Sparus aurata è ermafrodita proteandra e si riproduce una volta l'anno, in autunno inoltrato. In uno studio su una popolazione selvatica di laguna, in Algeria nord-orientale, l'indice gonadosomatico sale da ottobre, tocca il massimo a dicembre e crolla a gennaio; nello stesso periodo, da ottobre a dicembre, si registra la migrazione verso il mare. Gli sbarcati dei mercati italiani hanno il massimo a ottobre.
L'orata è una specie eurialina: tollera variazioni ampie di salinità e passa parte dell'anno in lagune, stagni costieri e foci. Il fattore che ne determina la presenza in un punto non è quindi il fondale in sé, ma la vicinanza a uno scambio di acque — la bocca di una laguna, un canale, la foce di un fiume. Lì si concentra il cibo e passano gli individui in transito.

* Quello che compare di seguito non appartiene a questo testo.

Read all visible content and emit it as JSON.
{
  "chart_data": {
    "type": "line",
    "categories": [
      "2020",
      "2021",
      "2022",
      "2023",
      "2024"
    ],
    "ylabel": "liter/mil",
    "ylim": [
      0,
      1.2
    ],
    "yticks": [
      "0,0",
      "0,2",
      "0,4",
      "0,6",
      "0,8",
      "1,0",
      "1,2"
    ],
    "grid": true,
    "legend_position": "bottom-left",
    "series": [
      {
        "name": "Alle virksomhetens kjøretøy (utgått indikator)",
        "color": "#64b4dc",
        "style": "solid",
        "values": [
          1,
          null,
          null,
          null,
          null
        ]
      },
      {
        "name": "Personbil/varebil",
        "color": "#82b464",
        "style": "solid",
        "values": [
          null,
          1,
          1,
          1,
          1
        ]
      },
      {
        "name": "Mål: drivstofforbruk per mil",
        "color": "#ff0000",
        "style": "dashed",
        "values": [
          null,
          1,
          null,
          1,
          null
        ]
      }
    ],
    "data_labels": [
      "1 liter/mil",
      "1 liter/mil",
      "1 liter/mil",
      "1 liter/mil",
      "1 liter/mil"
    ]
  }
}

Sul lato termico l'orata sopporta molto più di quanto si creda. Nello studio sulla popolazione selvatica di laguna la riproduzione avviene nei mesi più freddi dell'anno — 14,5 °C a novembre, 12,5 °C a dicembre — e l'alimentazione si ferma del tutto solo a gennaio, quando l'acqua tocca gli 11 °C. È il motivo per cui si prende anche a stagione avanzata, quando molte altre specie hanno già rallentato.

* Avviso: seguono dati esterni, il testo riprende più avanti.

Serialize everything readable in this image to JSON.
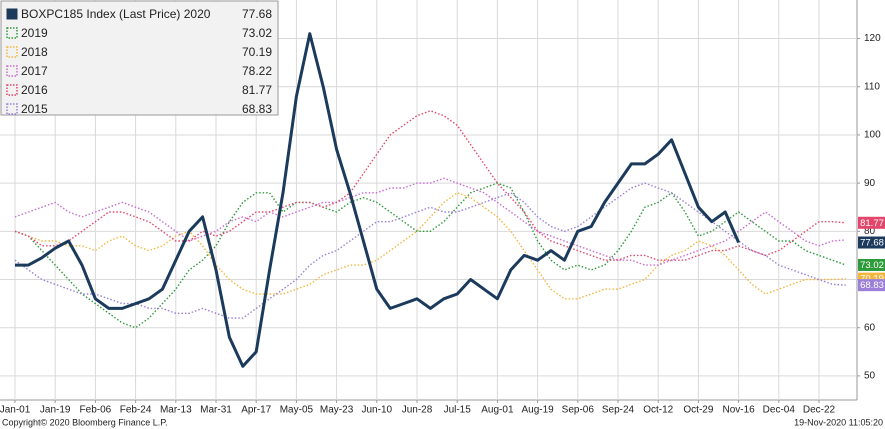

Il mare di riferimento da spiaggia è un'onda intorno ai 45 cm, e la specie è diurna: le ore centrali e calde della giornata sono quelle di maggiore attività.
Disponibilità stagionale, temperatura e vicinanza a una foce sono tre fattori indipendenti. Il caso migliore — una giornata tiepida di ottobre vicino a una bocca di laguna — li allinea tutti e tre. Una giornata fredda di dicembre in mezzo a una spiaggia lunga ne usa uno solo.
Da spiaggia si pesca con molluschi e crostacei: arenicola e coreano fra gli anellidi, ma soprattutto cannolicchio, cozza, e il granchio nelle sue mute. La ragione è la dentatura — l'orata ha canini robusti davanti e quattro o cinque file di denti molariformi nella mascella superiore, un apparato costruito per frantumare gusci.
È l'unica specie di questa raccolta capace di rompere una cozza intera o il guscio di un cannolicchio, e questo la rende selettiva: un'esca molle viene presa anche dai saraghi e dalle mormore, un mollusco col guscio molto meno.
Ottobre e novembre, quando gli adulti si spostano verso il mare aperto. È una stima: il dato disponibile viene da una sola popolazione e da un solo anno di campionamento.
Di giorno. È una specie diurna, e a differenza di molte altre resta attiva nelle ore centrali e più calde: sul bassofondo il sole scalda l'acqua di qualche grado, e questo conta soprattutto nei mesi freddi.
Sì, ed è la situazione più comune in autunno. Le zone migliori sono quelle vicine a foci, canali e bocche di laguna, dove la specie transita e si alimenta.
Molluschi con il guscio — cannolicchio e cozza — e crostacei. La dentatura molariforme le permette di frantumarli, e questo seleziona la specie rispetto agli altri sparidi.
Dalla banda dorata trasversale sulla fronte, fra gli occhi, e dalla grande macchia nera all'origine della linea laterale, estesa sul margine superiore dell'opercolo. La tanuta non ha né l'una né l'altra.